William Smith (1833/34-1867), Advertise. How? When? Where? With illustrations by William McConnell (1833-1867) and Joseph Swann (London: Routledge, Warne, and Routledge, 1863). Graphic Arts Collection GAX 2013- in process
Historian Thomas Richards calls William Smith, author of Advertise. How? When? Where? a “prophet of modern advertising.” He notes that after the Great Exhibition of 1851 traditional methods of advertising changed radically and that Smith asserted that advertisers ought to exploit these new technologies so as to monopolize all attention. (The Commodity Culture of Victorian England: Advertising and Spectacle, 1851-1914, Stanford University Press, 1991).
I like the fact that he could tell you how many fliers to print if you wanted to paper Covent Garden on a Friday night.
Thomas argued, “Spectacle has become paramount.
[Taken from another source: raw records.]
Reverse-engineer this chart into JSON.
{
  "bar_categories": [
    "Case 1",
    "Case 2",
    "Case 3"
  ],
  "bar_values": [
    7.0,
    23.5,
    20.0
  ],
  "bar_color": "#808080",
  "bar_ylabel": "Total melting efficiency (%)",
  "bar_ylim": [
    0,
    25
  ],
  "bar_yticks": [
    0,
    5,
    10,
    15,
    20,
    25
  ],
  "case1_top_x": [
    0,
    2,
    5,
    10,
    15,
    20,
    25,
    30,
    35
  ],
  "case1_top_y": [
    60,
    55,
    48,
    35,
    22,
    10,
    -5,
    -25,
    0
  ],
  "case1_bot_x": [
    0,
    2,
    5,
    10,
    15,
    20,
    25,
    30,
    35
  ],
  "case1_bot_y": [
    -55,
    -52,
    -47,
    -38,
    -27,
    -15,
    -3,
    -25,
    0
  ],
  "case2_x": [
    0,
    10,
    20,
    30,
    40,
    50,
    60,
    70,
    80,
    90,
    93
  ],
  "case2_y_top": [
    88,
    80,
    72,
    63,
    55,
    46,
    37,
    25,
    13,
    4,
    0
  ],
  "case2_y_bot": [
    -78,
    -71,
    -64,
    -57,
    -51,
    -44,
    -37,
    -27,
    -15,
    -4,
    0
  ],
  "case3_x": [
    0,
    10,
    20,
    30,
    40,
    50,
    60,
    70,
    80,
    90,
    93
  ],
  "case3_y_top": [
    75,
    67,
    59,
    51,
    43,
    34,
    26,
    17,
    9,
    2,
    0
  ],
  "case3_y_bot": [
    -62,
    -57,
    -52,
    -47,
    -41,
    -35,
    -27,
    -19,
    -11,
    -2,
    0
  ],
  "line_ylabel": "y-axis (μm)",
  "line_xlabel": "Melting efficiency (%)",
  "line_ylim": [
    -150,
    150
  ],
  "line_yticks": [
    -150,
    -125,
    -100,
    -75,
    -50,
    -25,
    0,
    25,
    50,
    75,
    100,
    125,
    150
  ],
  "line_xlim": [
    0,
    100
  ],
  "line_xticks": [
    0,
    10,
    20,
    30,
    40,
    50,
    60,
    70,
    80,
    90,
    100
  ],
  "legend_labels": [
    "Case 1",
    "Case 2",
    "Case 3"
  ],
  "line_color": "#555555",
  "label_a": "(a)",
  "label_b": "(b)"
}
The commodities in the Crystal Palace are no longer the trivial things that Marx had once said they could be mistaken for; they are a sensual feast for the eye of the spectator, and they have taken on the ceremonial trappings of the dominate institutions and vested interests of mid-Victorian England. In his little book, which later went through twenty-three editions, Smith was one of the first in advertising to acknowledge the power of spectacle in organizing and channeling signification around and through manufactured objects.”